As a young girl, Nowruz was always my favorite time of year. From the gorgeous aromas that filled our home, including the perfumes of hyacinths, saffron, cardamom, and rosewater, to the deep spring cleaning that restored a shimmer to even the dullest surfaces, I savored each element of preparation. But, of course, my favorite part of the holiday revolved around its foods--rice with fava beans that have just come into season; rich baklava doused in rosewater syrup; and the rice, soup, and cucu, or frittata, laden with spring greens and herbs that appear on the Persian menu at this time of year.
According to tradition, over the course of our holiday preparations and celebrations, we prepare and eat these foods to bestow ourselves with plentiful good fortune and welcome a sweet, fertile, healthy, wealthy year.
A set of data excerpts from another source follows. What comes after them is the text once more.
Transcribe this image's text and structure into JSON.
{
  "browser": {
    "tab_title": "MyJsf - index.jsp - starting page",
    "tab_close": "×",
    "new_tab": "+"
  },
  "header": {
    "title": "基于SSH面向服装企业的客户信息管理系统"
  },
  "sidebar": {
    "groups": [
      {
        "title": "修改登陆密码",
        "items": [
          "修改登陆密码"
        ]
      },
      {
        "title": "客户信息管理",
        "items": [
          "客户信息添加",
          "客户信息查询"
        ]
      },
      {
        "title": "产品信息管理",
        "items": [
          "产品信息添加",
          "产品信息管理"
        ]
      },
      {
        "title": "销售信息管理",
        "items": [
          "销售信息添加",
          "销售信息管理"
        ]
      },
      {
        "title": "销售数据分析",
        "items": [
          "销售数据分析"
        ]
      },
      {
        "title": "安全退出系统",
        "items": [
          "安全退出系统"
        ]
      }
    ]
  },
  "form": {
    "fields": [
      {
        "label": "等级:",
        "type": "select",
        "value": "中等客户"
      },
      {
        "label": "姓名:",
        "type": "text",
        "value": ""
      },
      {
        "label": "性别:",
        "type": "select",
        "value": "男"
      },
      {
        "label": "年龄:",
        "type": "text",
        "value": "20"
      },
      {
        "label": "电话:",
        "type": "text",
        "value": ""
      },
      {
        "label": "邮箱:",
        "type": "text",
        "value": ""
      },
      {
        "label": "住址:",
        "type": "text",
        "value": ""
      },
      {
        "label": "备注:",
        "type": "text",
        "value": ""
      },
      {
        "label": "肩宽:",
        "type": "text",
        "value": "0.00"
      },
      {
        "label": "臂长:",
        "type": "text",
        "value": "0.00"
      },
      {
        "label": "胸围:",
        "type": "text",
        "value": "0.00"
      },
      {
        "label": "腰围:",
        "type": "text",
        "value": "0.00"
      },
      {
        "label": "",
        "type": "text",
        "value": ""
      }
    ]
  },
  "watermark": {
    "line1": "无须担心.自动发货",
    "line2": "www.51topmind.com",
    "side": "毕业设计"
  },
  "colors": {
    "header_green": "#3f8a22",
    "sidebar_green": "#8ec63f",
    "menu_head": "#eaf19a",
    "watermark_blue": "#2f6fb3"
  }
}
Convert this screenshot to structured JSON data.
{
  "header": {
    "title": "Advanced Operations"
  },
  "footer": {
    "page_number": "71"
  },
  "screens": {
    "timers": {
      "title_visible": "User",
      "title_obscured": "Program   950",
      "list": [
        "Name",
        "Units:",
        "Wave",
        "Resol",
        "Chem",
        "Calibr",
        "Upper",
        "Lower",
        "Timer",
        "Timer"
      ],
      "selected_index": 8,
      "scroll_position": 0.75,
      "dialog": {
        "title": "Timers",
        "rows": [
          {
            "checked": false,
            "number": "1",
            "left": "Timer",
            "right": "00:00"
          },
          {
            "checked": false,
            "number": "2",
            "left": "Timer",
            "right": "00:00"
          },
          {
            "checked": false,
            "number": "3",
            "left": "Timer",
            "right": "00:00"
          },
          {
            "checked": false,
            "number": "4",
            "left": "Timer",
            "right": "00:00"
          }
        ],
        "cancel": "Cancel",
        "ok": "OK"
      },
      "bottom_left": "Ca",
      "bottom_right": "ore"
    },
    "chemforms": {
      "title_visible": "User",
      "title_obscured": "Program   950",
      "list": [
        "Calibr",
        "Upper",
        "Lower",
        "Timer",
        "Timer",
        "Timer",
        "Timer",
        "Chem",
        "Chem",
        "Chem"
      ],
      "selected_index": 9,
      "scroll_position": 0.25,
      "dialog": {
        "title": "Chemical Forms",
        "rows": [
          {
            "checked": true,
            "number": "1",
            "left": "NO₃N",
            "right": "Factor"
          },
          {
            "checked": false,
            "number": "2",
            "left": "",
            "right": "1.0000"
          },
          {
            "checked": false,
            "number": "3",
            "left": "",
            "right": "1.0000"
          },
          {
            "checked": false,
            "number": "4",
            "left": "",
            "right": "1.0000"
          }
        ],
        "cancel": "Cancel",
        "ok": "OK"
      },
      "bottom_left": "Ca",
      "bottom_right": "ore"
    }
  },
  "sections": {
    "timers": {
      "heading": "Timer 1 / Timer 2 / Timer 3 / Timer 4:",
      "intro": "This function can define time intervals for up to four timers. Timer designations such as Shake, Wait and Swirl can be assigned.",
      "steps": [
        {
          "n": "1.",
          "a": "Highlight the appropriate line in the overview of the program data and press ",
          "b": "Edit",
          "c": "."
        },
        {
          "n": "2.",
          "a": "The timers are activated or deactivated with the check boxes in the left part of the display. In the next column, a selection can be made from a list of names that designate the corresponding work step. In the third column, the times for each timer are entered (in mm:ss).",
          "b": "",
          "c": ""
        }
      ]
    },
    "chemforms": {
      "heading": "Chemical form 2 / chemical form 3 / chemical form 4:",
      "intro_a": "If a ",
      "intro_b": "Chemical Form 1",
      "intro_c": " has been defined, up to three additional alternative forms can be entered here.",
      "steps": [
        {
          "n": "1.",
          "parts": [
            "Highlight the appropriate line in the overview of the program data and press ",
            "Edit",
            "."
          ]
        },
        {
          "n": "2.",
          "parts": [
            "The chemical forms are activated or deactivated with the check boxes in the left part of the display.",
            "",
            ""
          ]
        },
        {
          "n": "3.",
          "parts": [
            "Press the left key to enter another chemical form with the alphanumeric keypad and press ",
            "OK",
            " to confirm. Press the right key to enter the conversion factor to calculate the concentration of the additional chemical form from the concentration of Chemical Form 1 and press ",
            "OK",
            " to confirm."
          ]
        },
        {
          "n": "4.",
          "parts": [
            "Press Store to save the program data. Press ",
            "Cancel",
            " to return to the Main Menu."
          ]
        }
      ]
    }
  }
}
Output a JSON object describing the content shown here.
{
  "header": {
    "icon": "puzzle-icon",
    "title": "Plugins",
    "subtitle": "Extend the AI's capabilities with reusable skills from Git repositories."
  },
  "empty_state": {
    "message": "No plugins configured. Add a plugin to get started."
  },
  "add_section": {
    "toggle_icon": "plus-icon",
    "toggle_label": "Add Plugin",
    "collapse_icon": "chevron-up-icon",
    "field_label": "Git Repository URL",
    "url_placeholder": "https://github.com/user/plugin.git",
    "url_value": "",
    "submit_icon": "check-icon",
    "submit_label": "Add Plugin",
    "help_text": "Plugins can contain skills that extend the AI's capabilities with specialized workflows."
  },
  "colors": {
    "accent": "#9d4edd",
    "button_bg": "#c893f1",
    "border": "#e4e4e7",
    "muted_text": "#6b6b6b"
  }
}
Each dish may carry with it a different cultural significance, but what strikes me now, as I type these words just a few blocks away from Berkeley's Chez Panisse
, the home of the seasonal/local/organic food movement in this country, is that all of those foods are also right for this moment in time.
Besides signifying wealth, fertility, happiness, and health, all of the foods of Nowruz are, quite simply, the exact right things to be eating in this moment because they are harbingers of Spring.
Tantric philosophy states that the most integrated path is always the one that's aligned with nature. As a cook, what I revel in most is the place where tradition and nature intersect, proving and re-proving that the way things are is the way they are meant to be.
Herb Cucu: Persian green and herb frittata
Cucu Sabzi is one of my favorite traditional Nowruz dishes; whereas most Western frittatas are predominantly eggs flavored with some greens, cucu is mostly greens, barely held together with eggs. The fresh, bright flavors of the greens and herbs in this dish invoke on our plates and palates the symbolic rebirth that Spring offers.
4 small leeks or 2 large leeks, sliced thinly (including the green tops)
1/2 bunch cilantro, chopped finely
1 bunch parsley, chopped finely
1 pound wild nettles, stemmed and washed
Slice leeks, wash, cook until tender over medium heat with some butter and salt.
Saute nettles with olive oil until tender. Let them cool a bit, then squeeze excess water out and chop finely.
Crack eggs in a large bowl. Mix in greens and herbs. Season mixture with salt.
Heat a cast iron or non-stick pan, add olive oil, pack in the mixture, cook over medium heat until set on that side. Carefully flip the cucu and continue to cook on the second side until the center is set.
If the center is not setting properly, you can finish in a 400°F oven for a few minutes.
Serve warm or at room temperature with flatbreads, feta cheese, and pickled vegetables.